I didn't get these very often but a few times I have noticed a meaningful drop in time to claim a refund after purchase. Too bad, but not a huge deal.


----------



## telracs (Jul 12, 2009)

hmm...  if they do away with their pre-order price guarantee on CDs, I'll be waiting to order things.


----------



## The Hooded Claw (Oct 12, 2009)

telracs said:


> hmm... if they do away with their pre-order price guarantee on CDs, I'll be waiting to order things.


Not sure if this applies to preorders, but I also hope not!

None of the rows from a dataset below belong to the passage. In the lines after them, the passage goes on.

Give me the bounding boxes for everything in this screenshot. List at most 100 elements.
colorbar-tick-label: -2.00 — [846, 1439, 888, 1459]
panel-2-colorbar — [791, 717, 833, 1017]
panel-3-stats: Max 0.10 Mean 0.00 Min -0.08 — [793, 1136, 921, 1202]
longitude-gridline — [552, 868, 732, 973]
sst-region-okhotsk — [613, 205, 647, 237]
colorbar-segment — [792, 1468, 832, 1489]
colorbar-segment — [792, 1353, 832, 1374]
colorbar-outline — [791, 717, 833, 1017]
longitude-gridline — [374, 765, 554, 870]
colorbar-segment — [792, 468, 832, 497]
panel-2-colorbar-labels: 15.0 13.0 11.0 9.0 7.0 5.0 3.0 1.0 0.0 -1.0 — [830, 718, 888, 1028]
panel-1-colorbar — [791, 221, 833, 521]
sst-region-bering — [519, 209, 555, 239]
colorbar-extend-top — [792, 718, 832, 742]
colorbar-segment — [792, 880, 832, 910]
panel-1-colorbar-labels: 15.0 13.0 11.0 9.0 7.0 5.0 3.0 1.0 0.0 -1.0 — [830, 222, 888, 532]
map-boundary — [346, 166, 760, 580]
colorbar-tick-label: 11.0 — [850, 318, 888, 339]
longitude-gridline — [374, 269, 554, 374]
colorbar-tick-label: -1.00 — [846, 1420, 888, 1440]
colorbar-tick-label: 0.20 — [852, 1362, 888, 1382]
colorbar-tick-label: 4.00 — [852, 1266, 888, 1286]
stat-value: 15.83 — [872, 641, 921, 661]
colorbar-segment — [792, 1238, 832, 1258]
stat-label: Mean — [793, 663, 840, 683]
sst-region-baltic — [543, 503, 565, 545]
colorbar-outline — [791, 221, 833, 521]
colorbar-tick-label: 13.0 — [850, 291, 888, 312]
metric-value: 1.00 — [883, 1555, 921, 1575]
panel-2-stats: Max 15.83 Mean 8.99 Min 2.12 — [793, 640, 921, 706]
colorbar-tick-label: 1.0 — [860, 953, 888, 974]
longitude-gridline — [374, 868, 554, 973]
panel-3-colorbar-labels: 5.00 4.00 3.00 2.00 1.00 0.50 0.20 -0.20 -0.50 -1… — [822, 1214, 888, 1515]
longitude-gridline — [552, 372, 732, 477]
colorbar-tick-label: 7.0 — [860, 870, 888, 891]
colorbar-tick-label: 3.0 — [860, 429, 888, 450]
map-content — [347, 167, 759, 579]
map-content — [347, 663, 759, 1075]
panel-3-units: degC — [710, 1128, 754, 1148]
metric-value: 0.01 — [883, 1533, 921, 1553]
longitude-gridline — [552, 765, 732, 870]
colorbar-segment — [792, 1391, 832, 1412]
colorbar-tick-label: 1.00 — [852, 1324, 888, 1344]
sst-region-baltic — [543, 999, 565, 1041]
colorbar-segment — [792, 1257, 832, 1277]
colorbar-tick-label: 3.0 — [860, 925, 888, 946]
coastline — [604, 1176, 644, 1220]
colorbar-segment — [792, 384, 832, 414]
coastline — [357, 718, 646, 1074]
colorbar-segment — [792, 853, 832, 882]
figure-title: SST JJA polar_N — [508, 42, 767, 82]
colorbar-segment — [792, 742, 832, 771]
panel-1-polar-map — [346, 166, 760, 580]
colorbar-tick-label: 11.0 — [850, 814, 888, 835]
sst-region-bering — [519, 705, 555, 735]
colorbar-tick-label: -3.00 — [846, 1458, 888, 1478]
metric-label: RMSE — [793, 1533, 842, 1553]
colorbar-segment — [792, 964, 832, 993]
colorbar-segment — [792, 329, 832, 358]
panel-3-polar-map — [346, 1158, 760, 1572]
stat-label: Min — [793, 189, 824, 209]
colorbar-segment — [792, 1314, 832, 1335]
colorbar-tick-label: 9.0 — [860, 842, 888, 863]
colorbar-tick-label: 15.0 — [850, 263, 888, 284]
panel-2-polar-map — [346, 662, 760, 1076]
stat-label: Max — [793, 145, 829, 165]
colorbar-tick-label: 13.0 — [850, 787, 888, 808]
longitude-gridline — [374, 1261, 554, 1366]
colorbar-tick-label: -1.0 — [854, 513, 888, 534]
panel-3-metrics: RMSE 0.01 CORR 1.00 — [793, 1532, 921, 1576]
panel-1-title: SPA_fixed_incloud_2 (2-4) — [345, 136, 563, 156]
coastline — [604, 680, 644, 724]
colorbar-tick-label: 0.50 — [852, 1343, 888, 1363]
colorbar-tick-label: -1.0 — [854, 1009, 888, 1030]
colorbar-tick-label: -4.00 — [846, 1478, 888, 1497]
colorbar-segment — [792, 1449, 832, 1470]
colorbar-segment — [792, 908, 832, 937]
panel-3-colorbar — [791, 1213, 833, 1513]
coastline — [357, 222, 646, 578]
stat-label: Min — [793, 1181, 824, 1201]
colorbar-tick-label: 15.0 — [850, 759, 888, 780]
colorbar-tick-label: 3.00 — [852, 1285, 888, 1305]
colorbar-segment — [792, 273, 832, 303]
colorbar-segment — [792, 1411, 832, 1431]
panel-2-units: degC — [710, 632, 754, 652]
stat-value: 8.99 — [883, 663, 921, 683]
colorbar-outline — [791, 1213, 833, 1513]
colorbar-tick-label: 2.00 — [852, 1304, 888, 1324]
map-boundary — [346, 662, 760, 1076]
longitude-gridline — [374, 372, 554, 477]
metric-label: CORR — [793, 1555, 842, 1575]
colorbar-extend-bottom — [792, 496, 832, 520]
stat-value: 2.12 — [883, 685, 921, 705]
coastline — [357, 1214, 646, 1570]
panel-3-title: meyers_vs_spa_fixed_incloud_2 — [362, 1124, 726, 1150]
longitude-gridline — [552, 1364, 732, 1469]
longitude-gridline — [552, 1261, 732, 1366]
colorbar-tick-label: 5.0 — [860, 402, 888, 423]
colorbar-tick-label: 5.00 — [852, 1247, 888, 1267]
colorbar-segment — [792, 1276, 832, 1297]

Incidentally, it sounds like the price guarantee still does apply to big-screen tvs.


----------



## Ann in Arlington (Oct 27, 2008)

I guess I never considered it as a advertised thing . . . Just something they did in the interest of good customer service. And it seems like it would be less expensive to just issue a store credit than process a return wiith no guarantee of a re-order.


----------



## Betsy the Quilter (Oct 27, 2008)

I read this as separate from pre-orders, from what I read, though it doesn't explicitly say so.

Betsy


----------



## Sandpiper (Oct 28, 2008)

I was never aware of the policy?! Although once when I bought an app. $175 item, I _immediately_ went back to the item page after hitting the Buy button to check something about it. The price was $10 less! Not huge amount out of $175, but . . . . I called Amazon. I got what I later learned was a new CS person on the phone. She could have simply refunded the $10? She told me to cancel the purchase and place it again. It all got to be a mess including this rather large item being double shipped. Messy as it was, other Amazon CS persons got it all straightened out with no problems.


----------